With Barfly, RFTT manage to recreate the magic of punk rock's
early years. You can hear a brand new genre striving to define itself
- reacting to and detaching from its own influences. There are hefty
dollops of sixties garage rock, classic country rock, and rockabilly
all mixing together while, at the same time, colliding with each other
- creating what in the early seventies was an entirely new form of
music.
In 2011 Barfly is something of an odd time capsule. It's as
though recording engineers jumped in a time machine, set the dial
for 1974 and, using modern recording equipment, plugged RFTT in and
hit record.
Instead of a crappy 1974 recording, remastered from someone's copy
of a copy of a copy of a cassette, we get a pristine 2011-quality
document of what punk rock sounded like in its earliest days. I know
I sound like an anthropologist but that's exactly how this record
makes me feel. Barfly is the musical equivalent of finding
a village frozen in time by a volcanic eruption.
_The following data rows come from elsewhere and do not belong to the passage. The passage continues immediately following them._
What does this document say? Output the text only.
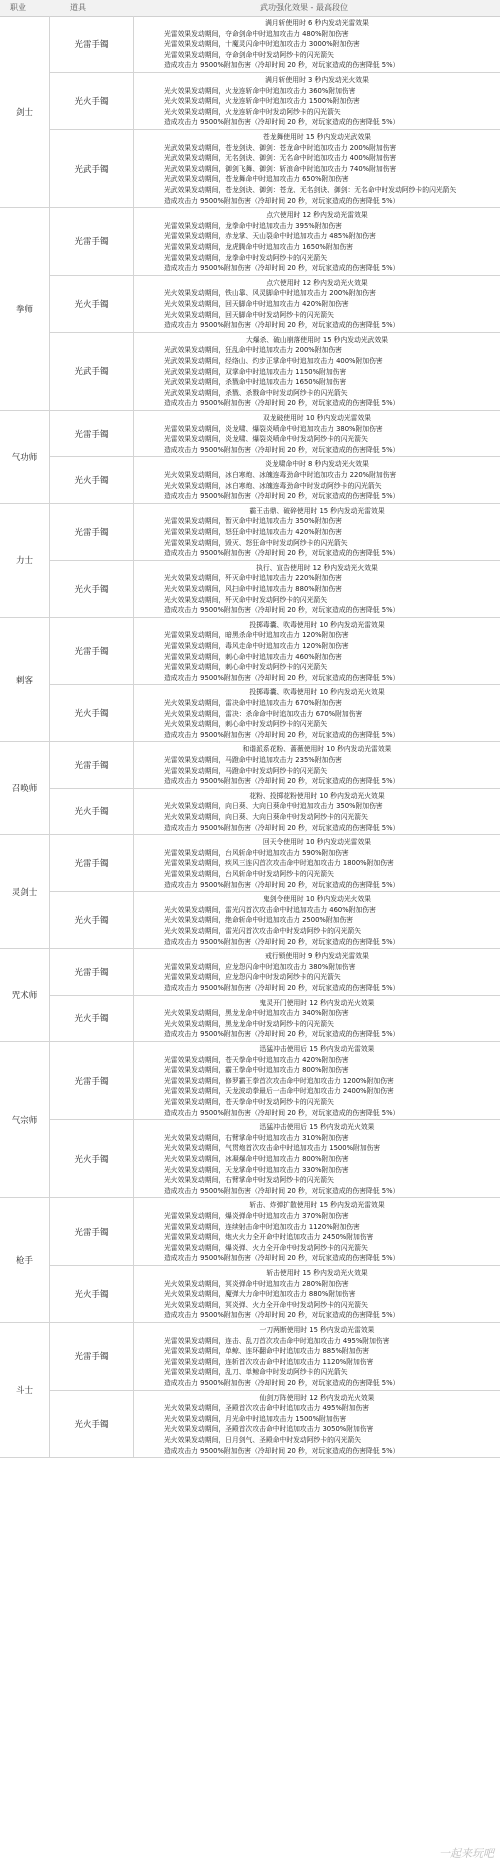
职业	道具	武功强化效果 - 最高段位
光雷手镯
满月斩使用时 6 秒内发动光雷效果
光雷效果发动期间，夺命剑命中时追加攻击力 480%附加伤害
光雷效果发动期间，十魔灵闪命中时追加攻击力 3000%附加伤害
光雷效果发动期间，夺命剑命中时发动阿纱卡的闪光箭矢
造成攻击力 9500%附加伤害（冷却时间 20 秒，对玩家造成的伤害降低 5%）
光火手镯
满月斩使用时 3 秒内发动光火效果
光火效果发动期间，火龙连斩命中时追加攻击力 360%附加伤害
光火效果发动期间，火龙连斩命中时追加攻击力 1500%附加伤害
光火效果发动期间，火龙连斩命中时发动阿纱卡的闪光箭矢
造成攻击力 9500%附加伤害（冷却时间 20 秒，对玩家造成的伤害降低 5%）
光武手镯
苍龙舞使用时 15 秒内发动光武效果
光武效果发动期间，苍龙剑诀、御剑：苍龙命中时追加攻击力 200%附加伤害
光武效果发动期间，无名剑诀、御剑：无名命中时追加攻击力 400%附加伤害
光武效果发动期间，御剑飞舞、御剑：斩浪命中时追加攻击力 740%附加伤害
光武效果发动期间，苍龙舞命中时追加攻击力 650%附加伤害
光武效果发动期间，苍龙剑诀、御剑：苍龙、无名剑诀、御剑：无名命中时发动阿纱卡的闪光箭矢
造成攻击力 9500%附加伤害（冷却时间 20 秒，对玩家造成的伤害降低 5%）
剑士
光雷手镯
点穴使用时 12 秒内发动光雷效果
光雷效果发动期间，龙拳命中时追加攻击力 395%附加伤害
光雷效果发动期间，赤龙掌、天山裂命中时追加攻击力 485%附加伤害
光雷效果发动期间，龙虎腾命中时追加攻击力 1650%附加伤害
光雷效果发动期间，龙拳命中时发动阿纱卡的闪光箭矢
造成攻击力 9500%附加伤害（冷却时间 20 秒，对玩家造成的伤害降低 5%）
光火手镯
点穴使用时 12 秒内发动光火效果
光火效果发动期间，铁山靠、风灵脚命中时追加攻击力 200%附加伤害
光火效果发动期间，回天脚命中时追加攻击力 420%附加伤害
光火效果发动期间，回天脚命中时发动阿纱卡的闪光箭矢
造成攻击力 9500%附加伤害（冷却时间 20 秒，对玩家造成的伤害降低 5%）
光武手镯
大爆杀、破山崩落使用时 15 秒内发动光武效果
光武效果发动期间，狂乱命中时追加攻击力 200%附加伤害
光武效果发动期间，经络山、灼步正掌命中时追加攻击力 400%附加伤害
光武效果发动期间，双掌命中时追加攻击力 1150%附加伤害
光武效果发动期间，杀戮命中时追加攻击力 1650%附加伤害
光武效果发动期间，杀戮、杀戮命中时发动阿纱卡的闪光箭矢
造成攻击力 9500%附加伤害（冷却时间 20 秒，对玩家造成的伤害降低 5%）
拳师
光雷手镯
双龙破使用时 10 秒内发动光雷效果
光雷效果发动期间，炎龙啸、爆裂炎喷命中时追加攻击力 380%附加伤害
光雷效果发动期间，炎龙啸、爆裂炎喷命中时发动阿纱卡的闪光箭矢
造成攻击力 9500%附加伤害（冷却时间 20 秒，对玩家造成的伤害降低 5%）
光火手镯
炎龙啸命中时 8 秒内发动光火效果
光火效果发动期间，冰白寒炮、冰魄连毒劲命中时追加攻击力 220%附加伤害
光火效果发动期间，冰白寒炮、冰魄连毒劲命中时发动阿纱卡的闪光箭矢
造成攻击力 9500%附加伤害（冷却时间 20 秒，对玩家造成的伤害降低 5%）
气功师
光雷手镯
霸王击鼎、破碎使用时 15 秒内发动光雷效果
光雷效果发动期间，暂灭命中时追加攻击力 350%附加伤害
光雷效果发动期间，怒狂命中时追加攻击力 420%附加伤害
光雷效果发动期间，毁灭、怒狂命中时发动阿纱卡的闪光箭矢
造成攻击力 9500%附加伤害（冷却时间 20 秒，对玩家造成的伤害降低 5%）
光火手镯
执行、宣告使用时 12 秒内发动光火效果
光火效果发动期间，歼灭命中时追加攻击力 220%附加伤害
光火效果发动期间，风扫命中时追加攻击力 880%附加伤害
光火效果发动期间，歼灭命中时发动阿纱卡的闪光箭矢
造成攻击力 9500%附加伤害（冷却时间 20 秒，对玩家造成的伤害降低 5%）
力士
光雷手镯
投掷毒囊、吹毒使用时 10 秒内发动光雷效果
光雷效果发动期间，暗黑杀命中时追加攻击力 120%附加伤害
光雷效果发动期间，毒风走命中时追加攻击力 120%附加伤害
光雷效果发动期间，刺心命中时追加攻击力 460%附加伤害
光雷效果发动期间，刺心命中时发动阿纱卡的闪光箭矢
造成攻击力 9500%附加伤害（冷却时间 20 秒，对玩家造成的伤害降低 5%）
光火手镯
投掷毒囊、吹毒使用时 10 秒内发动光火效果
光火效果发动期间，雷决命中时追加攻击力 670%附加伤害
光火效果发动期间，雷决：杀命命中时追加攻击力 670%附加伤害
光火效果发动期间，刺心命中时发动阿纱卡的闪光箭矢
造成攻击力 9500%附加伤害（冷却时间 20 秒，对玩家造成的伤害降低 5%）
刺客
光雷手镯
和谐派系花粉、蔷薇使用时 10 秒内发动光雷效果
光雷效果发动期间，马蹬命中时追加攻击力 235%附加伤害
光雷效果发动期间，马蹬命中时发动阿纱卡的闪光箭矢
造成攻击力 9500%附加伤害（冷却时间 20 秒，对玩家造成的伤害降低 5%）
光火手镯
花粉、投掷花粉使用时 10 秒内发动光火效果
光火效果发动期间，向日葵、大向日葵命中时追加攻击力 350%附加伤害
光火效果发动期间，向日葵、大向日葵命中时发动阿纱卡的闪光箭矢
造成攻击力 9500%附加伤害（冷却时间 20 秒，对玩家造成的伤害降低 5%）
召唤师
光雷手镯
回天令使用时 10 秒内发动光雷效果
光雷效果发动期间，台风斩命中时追加攻击力 590%附加伤害
光雷效果发动期间，疾风三连闪首次攻击命中时追加攻击力 1800%附加伤害
光雷效果发动期间，台风斩命中时发动阿纱卡的闪光箭矢
造成攻击力 9500%附加伤害（冷却时间 20 秒，对玩家造成的伤害降低 5%）
光火手镯
鬼剑令使用时 10 秒内发动光火效果
光火效果发动期间，雷光闪首次攻击命中时追加攻击力 460%附加伤害
光火效果发动期间，绝命斩命中时追加攻击力 2500%附加伤害
光火效果发动期间，雷光闪首次攻击命中时发动阿纱卡的闪光箭矢
造成攻击力 9500%附加伤害（冷却时间 20 秒，对玩家造成的伤害降低 5%）
灵剑士
光雷手镯
戒行锁使用时 9 秒内发动光雷效果
光雷效果发动期间，应龙怨闪命中时追加攻击力 380%附加伤害
光雷效果发动期间，应龙怨闪命中时发动阿纱卡的闪光箭矢
造成攻击力 9500%附加伤害（冷却时间 20 秒，对玩家造成的伤害降低 5%）
光火手镯
鬼灵开门使用时 12 秒内发动光火效果
光火效果发动期间，黑龙龙命中时追加攻击力 340%附加伤害
光火效果发动期间，黑龙龙命中时发动阿纱卡的闪光箭矢
造成攻击力 9500%附加伤害（冷却时间 20 秒，对玩家造成的伤害降低 5%）
咒术师
光雷手镯
迅猛冲击使用后 15 秒内发动光雷效果
光雷效果发动期间，苍天拳命中时追加攻击力 420%附加伤害
光雷效果发动期间，霸王拳命中时追加攻击力 800%附加伤害
光雷效果发动期间，修罗霸王拳首次攻击命中时追加攻击力 1200%附加伤害
光雷效果发动期间，天龙波动拳最后一击命中时追加攻击力 2400%附加伤害
光雷效果发动期间，苍天拳命中时发动阿纱卡的闪光箭矢
造成攻击力 9500%附加伤害（冷却时间 20 秒，对玩家造成的伤害降低 5%）
光火手镯
迅猛冲击使用后 15 秒内发动光火效果
光火效果发动期间，右臂掌命中时追加攻击力 310%附加伤害
光火效果发动期间，气贯炮首次攻击命中时追加攻击力 1500%附加伤害
光火效果发动期间，冰凝爆命中时追加攻击力 800%附加伤害
光火效果发动期间，天龙掌命中时追加攻击力 330%附加伤害
光火效果发动期间，右臂掌命中时发动阿纱卡的闪光箭矢
造成攻击力 9500%附加伤害（冷却时间 20 秒，对玩家造成的伤害降低 5%）
气宗师
光雷手镯
斩击、炸弹扩散使用时 15 秒内发动光雷效果
光雷效果发动期间，爆炎弹命中时追加攻击力 370%附加伤害
光雷效果发动期间，连续射击命中时追加攻击力 1120%附加伤害
光雷效果发动期间，炮火火力全开命中时追加攻击力 2450%附加伤害
光雷效果发动期间，爆炎弹、火力全开命中时发动阿纱卡的闪光箭矢
造成攻击力 9500%附加伤害（冷却时间 20 秒，对玩家造成的伤害降低 5%）
光火手镯
斩击使用时 15 秒内发动光火效果
光火效果发动期间，冥炎弹命中时追加攻击力 280%附加伤害
光火效果发动期间，魔弹大力命中时追加攻击力 880%附加伤害
光火效果发动期间，冥炎弹、火力全开命中时发动阿纱卡的闪光箭矢
造成攻击力 9500%附加伤害（冷却时间 20 秒，对玩家造成的伤害降低 5%）
枪手
光雷手镯
一刀两断使用时 15 秒内发动光雷效果
光雷效果发动期间，连击、乱刀首次攻击命中时追加攻击力 495%附加伤害
光雷效果发动期间，单鲸、连环翻命中时追加攻击力 885%附加伤害
光雷效果发动期间，连斩首次攻击命中时追加攻击力 1120%附加伤害
光雷效果发动期间，乱刀、单鲸命中时发动阿纱卡的闪光箭矢
造成攻击力 9500%附加伤害（冷却时间 20 秒，对玩家造成的伤害降低 5%）
光火手镯
仙剑万阵使用时 12 秒内发动光火效果
光火效果发动期间，圣殿首次攻击命中时追加攻击力 495%附加伤害
光火效果发动期间，月光命中时追加攻击力 1500%附加伤害
光火效果发动期间，圣殿首次攻击命中时追加攻击力 3050%附加伤害
光火效果发动期间，日月剑气、圣殿命中时发动阿纱卡的闪光箭矢
造成攻击力 9500%附加伤害（冷却时间 20 秒，对玩家造成的伤害降低 5%）
斗士
一起来玩吧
It is a glimpse into
the past that we're not often privy to.
In addition to illuminating the past, Barfly holds the key
to the future. You can hear what became the harder-edged traditional
punk The Dead Boys represented, and the tribal rhythms and experimental
ramblings that became Pere Ubu.
RFTT's Barfly presents itself as a timeless record-a musical
documentary that interconnects three generations of punk rock.